Summary Measures for a Binomial Random Variable
Expected value, variance, and standard deviation were introduced and defined in section 2. We can take derivatives of the formulas to simplify our calculations given knowing a \(n\) and \(p\).
The formula for the expected value of a binomial random variable expands from \(\sum{x_iP(X=x_i)}\) to \(= n*p\).
The variance of a binomial random variable expands from \(\sum{(x_i-\mu)^2*P(X=x_i)}\) to \(= n*p*(1-p)\)
The standard deviation a binomial random variable expands from \(\sqrt{\sum{(x_i-\mu)^2*P(X=x_i)}}\) to \(= \sqrt{np*(1-p)}\)
Example summary statistics of a binomial random variable
- A current WM student has a career free-throw percentage of 89.4%. Suppose he shoots six free throws in tonight’s game.
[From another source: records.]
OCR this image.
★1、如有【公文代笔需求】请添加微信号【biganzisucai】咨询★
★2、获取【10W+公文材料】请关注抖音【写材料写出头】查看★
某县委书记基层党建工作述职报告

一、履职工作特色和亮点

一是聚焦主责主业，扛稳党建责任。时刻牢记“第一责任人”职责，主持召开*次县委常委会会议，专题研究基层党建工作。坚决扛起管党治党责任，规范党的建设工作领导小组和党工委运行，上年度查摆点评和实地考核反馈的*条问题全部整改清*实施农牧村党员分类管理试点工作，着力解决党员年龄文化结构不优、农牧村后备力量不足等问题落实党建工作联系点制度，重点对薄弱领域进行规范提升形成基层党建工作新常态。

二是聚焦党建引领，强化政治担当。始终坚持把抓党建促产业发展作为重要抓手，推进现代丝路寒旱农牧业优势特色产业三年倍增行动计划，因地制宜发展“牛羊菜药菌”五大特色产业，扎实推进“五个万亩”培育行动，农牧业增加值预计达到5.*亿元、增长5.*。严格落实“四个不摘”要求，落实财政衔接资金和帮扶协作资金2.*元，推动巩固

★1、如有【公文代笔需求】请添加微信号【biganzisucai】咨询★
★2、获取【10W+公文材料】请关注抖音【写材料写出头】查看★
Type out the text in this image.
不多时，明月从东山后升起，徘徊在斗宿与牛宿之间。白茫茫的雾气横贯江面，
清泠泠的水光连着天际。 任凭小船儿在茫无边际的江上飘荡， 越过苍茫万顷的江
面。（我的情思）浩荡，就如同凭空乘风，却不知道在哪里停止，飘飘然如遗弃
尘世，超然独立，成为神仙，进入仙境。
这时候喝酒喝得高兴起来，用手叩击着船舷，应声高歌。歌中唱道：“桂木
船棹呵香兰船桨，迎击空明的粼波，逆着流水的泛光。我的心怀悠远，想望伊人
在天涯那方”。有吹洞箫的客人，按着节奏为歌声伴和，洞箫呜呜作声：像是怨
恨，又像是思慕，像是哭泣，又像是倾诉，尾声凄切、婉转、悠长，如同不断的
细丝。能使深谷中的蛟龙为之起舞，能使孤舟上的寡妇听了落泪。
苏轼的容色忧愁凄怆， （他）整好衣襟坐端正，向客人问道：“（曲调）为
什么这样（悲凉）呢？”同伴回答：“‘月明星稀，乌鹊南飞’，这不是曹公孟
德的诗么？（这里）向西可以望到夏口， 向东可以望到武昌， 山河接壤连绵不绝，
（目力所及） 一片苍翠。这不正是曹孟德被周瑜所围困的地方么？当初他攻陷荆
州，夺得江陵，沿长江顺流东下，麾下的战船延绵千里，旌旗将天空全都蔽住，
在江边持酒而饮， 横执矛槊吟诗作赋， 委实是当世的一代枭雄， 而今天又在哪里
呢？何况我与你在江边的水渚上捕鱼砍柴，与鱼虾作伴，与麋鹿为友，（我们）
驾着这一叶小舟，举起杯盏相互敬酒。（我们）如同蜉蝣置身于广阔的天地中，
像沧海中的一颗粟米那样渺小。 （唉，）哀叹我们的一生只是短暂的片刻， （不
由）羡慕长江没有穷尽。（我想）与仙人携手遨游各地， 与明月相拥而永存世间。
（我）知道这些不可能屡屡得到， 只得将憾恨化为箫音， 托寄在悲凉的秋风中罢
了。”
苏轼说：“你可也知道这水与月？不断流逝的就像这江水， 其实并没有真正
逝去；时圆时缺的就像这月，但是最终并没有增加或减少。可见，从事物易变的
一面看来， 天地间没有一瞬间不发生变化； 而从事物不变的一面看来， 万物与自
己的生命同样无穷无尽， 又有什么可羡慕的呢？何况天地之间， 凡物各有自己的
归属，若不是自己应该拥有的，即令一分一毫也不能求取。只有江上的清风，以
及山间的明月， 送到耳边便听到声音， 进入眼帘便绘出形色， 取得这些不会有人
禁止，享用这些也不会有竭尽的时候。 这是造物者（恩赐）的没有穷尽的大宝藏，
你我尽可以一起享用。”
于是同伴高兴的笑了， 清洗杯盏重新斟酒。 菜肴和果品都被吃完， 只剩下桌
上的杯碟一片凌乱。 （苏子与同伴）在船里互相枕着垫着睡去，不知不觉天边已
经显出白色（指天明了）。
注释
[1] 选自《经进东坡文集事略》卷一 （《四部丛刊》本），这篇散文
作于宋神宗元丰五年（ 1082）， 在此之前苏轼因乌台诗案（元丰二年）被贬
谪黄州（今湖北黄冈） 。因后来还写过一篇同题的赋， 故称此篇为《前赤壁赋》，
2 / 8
What is the expected number of free throws that he will make?
<- 6 * 0.894 ex ex
[1] 5.364
<- 6 * 0.894 * (1 - 0.894) varx varx
[1] 0.568584
<- sqrt(varx) sdx sdx
[1] 0.7540451
If the student shoots 6 free throws and typically makes 89.4% of them, we can multiply those two values together for the expected value, 5.364. We also find that this data has a variance of .568584 and standard deviation of .754051.
The Probability Mass Function
- The Probability Mass Function for a discrete random variable X is a list of the values of X with the associated probabilities, that is, the list of all possible pairs: \((X, P(X=x))\)
- A probability mass function computes the probability that an exact number of successes happens for a discrete random variable, given \(n\) and \(p\) defined above.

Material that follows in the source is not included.